Polar mesospheric clouds, also known as noctilucent clouds, occur within the summer mesopause region at mid and high latitudes, at altitudes about 83 km. Satellite observations show that polar mesospheric clouds are mainly composed of water ice particles with small amounts of meteoric smoke (0.01–3% by volume). The formation mechanism of polar mesospheric clouds is a topic of intense research, because they can be used to study physicochemical processes occurring in the mesosphere/lower thermosphere region and also regarded as potential indicators of global climate change. A recent theoretical study showed heterogeneous nucleation on nanometer-sized meteoric smoke particles can be a formation route of water ice particles in polar mesospheric clouds [1]. At low temperatures and pressures relevant to the mesosphere, metastable cubic ice I (ice I_c) and amorphous water can be formed in addition to stable hexagonal ice I (ice I_h) by vapor deposition on a substrate, i.e., heterogeneous nucleation [2]. However, the formation conditions of ices I_h and I_c and amorphous water by vapor deposition is still poorly understood.
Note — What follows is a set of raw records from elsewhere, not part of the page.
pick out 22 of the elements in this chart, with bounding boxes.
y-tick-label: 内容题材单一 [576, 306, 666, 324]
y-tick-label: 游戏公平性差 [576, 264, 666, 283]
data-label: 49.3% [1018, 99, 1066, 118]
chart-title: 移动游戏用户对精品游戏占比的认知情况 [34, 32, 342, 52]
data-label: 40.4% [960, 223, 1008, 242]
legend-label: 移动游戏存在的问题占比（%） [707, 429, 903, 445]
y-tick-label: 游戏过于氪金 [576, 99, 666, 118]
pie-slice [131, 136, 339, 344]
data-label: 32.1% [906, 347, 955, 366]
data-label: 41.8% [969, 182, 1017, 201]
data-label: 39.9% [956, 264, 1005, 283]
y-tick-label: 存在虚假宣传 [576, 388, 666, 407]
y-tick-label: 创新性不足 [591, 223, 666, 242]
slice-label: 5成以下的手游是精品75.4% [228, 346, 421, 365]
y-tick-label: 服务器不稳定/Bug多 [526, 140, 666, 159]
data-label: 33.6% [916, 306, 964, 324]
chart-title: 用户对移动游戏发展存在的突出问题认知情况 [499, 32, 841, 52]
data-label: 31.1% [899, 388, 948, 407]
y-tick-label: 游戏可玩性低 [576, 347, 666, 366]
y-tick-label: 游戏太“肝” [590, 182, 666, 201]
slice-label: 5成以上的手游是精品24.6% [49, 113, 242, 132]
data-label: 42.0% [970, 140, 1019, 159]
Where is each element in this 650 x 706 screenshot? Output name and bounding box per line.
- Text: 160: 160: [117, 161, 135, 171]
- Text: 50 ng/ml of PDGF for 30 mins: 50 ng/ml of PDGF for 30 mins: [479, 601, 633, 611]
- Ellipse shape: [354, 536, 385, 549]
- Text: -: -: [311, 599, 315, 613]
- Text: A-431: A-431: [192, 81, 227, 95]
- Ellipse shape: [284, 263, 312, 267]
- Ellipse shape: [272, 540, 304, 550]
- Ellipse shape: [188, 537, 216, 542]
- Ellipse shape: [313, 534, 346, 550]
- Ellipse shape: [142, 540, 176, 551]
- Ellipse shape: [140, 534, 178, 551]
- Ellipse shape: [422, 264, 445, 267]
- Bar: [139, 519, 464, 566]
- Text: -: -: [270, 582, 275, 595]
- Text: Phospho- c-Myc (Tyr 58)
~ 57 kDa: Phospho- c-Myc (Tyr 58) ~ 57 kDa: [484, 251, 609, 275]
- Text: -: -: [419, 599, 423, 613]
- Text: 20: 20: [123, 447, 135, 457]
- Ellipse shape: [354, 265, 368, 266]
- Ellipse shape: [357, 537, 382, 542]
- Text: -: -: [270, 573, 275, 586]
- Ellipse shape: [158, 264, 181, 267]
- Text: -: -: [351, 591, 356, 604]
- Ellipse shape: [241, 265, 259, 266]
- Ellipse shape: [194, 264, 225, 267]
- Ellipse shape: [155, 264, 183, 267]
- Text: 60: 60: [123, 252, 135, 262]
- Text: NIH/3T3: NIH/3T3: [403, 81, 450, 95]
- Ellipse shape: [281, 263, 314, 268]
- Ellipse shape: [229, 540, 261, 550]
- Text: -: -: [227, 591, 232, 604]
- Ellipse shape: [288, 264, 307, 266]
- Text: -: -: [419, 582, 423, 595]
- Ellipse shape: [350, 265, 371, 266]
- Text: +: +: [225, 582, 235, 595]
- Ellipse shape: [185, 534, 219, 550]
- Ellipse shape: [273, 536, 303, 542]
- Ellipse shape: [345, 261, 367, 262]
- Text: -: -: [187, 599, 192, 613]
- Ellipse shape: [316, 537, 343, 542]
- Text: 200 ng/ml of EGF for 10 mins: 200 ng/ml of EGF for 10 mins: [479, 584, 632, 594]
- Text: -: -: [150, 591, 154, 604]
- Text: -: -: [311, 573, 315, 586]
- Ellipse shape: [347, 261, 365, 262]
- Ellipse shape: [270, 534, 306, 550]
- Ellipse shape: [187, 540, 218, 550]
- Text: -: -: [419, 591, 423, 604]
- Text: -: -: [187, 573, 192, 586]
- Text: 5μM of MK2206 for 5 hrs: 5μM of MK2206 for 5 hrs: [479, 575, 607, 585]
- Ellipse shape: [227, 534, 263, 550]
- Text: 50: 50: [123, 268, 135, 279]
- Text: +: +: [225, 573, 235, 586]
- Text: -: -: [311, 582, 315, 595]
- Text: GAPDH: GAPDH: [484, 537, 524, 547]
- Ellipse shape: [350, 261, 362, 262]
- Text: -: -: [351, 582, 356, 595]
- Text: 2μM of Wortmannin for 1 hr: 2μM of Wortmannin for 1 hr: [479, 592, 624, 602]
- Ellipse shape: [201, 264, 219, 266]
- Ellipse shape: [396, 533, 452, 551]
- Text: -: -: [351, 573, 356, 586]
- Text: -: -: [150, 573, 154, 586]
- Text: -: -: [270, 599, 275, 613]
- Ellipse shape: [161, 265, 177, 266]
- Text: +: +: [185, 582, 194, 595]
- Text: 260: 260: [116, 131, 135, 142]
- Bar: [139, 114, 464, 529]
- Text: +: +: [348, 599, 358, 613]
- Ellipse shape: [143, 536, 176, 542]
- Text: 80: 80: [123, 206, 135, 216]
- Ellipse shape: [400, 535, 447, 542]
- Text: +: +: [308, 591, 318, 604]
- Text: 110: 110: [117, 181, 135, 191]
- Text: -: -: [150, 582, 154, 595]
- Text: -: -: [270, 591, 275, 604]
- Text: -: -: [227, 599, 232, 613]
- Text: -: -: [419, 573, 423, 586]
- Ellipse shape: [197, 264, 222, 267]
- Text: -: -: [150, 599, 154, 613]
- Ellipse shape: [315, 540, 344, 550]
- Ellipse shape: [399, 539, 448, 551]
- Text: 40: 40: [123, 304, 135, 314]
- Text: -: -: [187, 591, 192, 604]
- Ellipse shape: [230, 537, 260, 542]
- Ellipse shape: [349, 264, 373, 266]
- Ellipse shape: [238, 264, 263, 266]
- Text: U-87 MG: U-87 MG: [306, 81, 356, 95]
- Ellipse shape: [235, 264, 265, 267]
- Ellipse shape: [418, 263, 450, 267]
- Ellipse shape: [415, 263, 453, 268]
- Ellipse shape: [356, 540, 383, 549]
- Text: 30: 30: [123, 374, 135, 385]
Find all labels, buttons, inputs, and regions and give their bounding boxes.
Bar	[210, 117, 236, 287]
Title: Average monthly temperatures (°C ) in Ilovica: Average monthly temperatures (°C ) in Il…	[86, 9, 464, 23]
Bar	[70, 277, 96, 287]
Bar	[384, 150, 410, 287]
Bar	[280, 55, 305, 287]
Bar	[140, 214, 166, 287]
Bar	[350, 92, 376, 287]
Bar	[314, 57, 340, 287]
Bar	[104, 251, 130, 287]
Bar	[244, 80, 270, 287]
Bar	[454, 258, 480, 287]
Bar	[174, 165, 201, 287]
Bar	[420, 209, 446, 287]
In this study, we developed a new apparatus for in situ structural analysis of vapor-deposited water ice using a combination of reflection high-energy electron diffraction (RHEED) and infrared reflection-absorption spectroscopy (IRRAS). In situ RHEED measurements revealed that the structure of vapor-deposited ice on an aluminaum substrate sensitively depended on the size (thickness) under a typical mesospheric temperature (120 K) and water vapor pressure condition (4.0 × 10^-7 Pa), that is, amorphous water first appeared and ice I_c and ice I_h were subsequently formed as the ice thickness increased, providing Ostwald’s rule of stages [3]. Using IRRAS, the threshold thicknesses for the formation of ice I_c and ice I_h are determined as 17 ± 2 nm and 62 ± 2 nm, respectively. At a high water vapor pressure condition (4.0 × 10^-6 Pa), only amorphous water was formed at 120 K. The present study suggests that amorphous water, ice I_c, and ice I_h can coexist in polar mesospheric clouds, depending not only on the temperature but also on the water vapor pressure and ice sizes.

[1] K.K. Tanaka, I. Mann, and Y. Kimura, Atmos. Chem. Phys. 22, 5639 (2022).
[2] T. Yamazaki, A. Kouchi, K.I. Murata, H. Katsuno, H. Nada, T. Hama, and Y. Kimura, Mon. Not. R. Astron. Soc. 527, 2858 (2024).
[3] P. T. Cardew, Cryst. Growth Des. 23, 3958 (2023).